AN organic farm which says its losing trade due to lack of signposts has received support from Teesdale’s MP.

Helen Goodman has written to the Highways Agency voicing her concerns over its objection to Cross Lane Organic Farm’s application to place signs on the roadside nearby, directing customers and motorists to the business, located just off the A66, near Barnard Castle.

The Government agency rejected the farm’s application to put signs at its entrance and on both sides of the A66 over safety concerns but an agreed was reached recently for an alternative proposal, which has been submitted the Durham County Council’s planning committee.

Loading article content

Peter Coverdale, who owns the farm, added: "We suggested a couple more sites. One of them they said they would not object to, which is good, but it is a slow process.

"We still can’t see what was wrong with the original signs we asked for and I still think the Highways Agency has been very pedantic.

"We are getting good support from local people but it is still extremely local.
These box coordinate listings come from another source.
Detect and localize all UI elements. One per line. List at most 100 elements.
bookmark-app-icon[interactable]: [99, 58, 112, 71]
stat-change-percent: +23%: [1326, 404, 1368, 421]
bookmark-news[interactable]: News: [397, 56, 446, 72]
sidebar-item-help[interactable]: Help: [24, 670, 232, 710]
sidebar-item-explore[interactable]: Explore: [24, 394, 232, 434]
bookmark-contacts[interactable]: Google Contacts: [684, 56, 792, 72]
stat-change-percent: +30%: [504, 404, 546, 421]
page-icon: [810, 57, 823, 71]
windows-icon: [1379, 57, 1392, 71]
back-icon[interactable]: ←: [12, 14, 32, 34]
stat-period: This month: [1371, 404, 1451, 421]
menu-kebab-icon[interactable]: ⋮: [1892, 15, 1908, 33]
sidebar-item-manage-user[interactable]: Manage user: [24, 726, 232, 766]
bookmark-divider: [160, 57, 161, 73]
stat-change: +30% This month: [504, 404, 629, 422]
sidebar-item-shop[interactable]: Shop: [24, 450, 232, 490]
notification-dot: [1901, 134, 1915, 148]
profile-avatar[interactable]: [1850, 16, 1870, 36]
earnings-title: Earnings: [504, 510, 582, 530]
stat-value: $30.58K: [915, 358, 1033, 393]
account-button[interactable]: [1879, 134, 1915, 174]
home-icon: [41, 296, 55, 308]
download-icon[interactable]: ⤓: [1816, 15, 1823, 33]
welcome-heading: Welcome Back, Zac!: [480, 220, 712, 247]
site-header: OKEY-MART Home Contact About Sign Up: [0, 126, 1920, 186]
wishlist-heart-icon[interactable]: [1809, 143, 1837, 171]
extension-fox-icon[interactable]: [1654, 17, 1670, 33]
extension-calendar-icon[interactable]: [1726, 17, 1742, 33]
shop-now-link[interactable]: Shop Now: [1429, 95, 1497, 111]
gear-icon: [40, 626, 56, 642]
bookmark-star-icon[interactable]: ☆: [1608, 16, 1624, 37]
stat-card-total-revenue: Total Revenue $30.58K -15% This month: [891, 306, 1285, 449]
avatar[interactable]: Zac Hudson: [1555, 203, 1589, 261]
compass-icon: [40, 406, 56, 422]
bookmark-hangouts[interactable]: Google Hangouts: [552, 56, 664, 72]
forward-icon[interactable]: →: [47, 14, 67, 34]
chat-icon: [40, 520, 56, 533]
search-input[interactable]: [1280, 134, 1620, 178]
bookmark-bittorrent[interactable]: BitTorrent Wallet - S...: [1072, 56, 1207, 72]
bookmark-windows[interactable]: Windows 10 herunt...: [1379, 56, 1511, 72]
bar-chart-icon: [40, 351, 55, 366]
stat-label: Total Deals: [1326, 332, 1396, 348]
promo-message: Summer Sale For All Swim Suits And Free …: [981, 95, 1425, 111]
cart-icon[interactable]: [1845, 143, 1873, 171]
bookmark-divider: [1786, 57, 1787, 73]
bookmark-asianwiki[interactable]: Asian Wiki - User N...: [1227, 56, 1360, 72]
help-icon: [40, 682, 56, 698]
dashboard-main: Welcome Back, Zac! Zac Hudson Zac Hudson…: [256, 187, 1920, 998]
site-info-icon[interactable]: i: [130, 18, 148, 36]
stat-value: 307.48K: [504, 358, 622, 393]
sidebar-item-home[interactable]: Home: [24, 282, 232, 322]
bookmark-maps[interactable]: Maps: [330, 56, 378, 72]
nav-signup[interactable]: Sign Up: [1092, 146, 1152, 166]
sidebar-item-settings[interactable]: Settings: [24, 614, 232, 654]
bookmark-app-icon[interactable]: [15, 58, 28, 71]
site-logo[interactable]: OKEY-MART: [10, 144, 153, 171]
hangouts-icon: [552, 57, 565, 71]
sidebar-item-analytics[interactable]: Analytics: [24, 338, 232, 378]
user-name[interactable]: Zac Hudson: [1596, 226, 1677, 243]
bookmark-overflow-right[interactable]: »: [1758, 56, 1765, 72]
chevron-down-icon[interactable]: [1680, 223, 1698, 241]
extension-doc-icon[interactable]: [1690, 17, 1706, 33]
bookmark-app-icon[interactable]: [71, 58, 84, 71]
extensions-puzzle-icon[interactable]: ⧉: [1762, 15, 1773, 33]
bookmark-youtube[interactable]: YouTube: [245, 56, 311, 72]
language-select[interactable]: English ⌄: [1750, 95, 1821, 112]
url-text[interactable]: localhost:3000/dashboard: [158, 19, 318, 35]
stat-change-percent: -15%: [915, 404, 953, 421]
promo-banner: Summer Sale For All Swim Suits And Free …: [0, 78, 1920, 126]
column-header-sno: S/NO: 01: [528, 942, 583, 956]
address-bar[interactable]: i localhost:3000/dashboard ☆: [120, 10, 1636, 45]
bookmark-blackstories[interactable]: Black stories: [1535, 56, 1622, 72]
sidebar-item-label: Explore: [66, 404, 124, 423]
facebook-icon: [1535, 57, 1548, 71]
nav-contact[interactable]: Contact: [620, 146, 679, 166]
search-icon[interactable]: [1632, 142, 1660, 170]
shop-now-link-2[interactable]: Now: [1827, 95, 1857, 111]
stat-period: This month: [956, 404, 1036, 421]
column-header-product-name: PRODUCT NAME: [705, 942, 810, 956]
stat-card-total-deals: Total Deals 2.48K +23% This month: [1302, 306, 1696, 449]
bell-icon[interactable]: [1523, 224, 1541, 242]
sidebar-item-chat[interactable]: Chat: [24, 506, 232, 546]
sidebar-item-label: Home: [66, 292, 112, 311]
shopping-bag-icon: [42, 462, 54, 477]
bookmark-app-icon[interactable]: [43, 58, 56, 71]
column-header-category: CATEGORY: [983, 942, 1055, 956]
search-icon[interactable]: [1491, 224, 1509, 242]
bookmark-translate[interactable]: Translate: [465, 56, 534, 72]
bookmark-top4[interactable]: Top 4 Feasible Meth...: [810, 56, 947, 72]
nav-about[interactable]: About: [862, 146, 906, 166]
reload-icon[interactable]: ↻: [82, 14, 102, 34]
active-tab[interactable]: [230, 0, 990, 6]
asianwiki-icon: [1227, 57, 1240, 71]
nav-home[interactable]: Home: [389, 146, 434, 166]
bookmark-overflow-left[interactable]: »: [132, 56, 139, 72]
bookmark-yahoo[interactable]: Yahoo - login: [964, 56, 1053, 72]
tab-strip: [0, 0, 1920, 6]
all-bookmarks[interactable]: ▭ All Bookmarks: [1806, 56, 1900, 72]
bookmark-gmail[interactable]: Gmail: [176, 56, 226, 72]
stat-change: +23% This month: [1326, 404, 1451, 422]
Signs would definitely make a difference. It is frustrating because this is a small business that would otherwise flourish."

Ms Goodman described the initial objection as "very disappointing" and said that regulations should be enforced with a degree of flexibility and understanding and should be more sensitive to organisations' business needs.

She said: "Roadside advertisements are vital to attracting passing trade for businesses like Cross Lanes.

"The decision is already having a detrimental impact on the farms business - it has experienced a marked fall in customer numbers and a subsequent drop in profitability.

"The farm’s owners have collected a petition with over 800 signatures which undoubtedly reflects the strength of feeling in the area over the decision made.

"In the current economic environment businesses face enough challenges as it is without being prevented from using road side adverts which are essential to their business.

"In short, I believe this decision puts bureaucracy before business and should be reconsidered."

The Highways Agency said it was still in talks with the farm over the situation.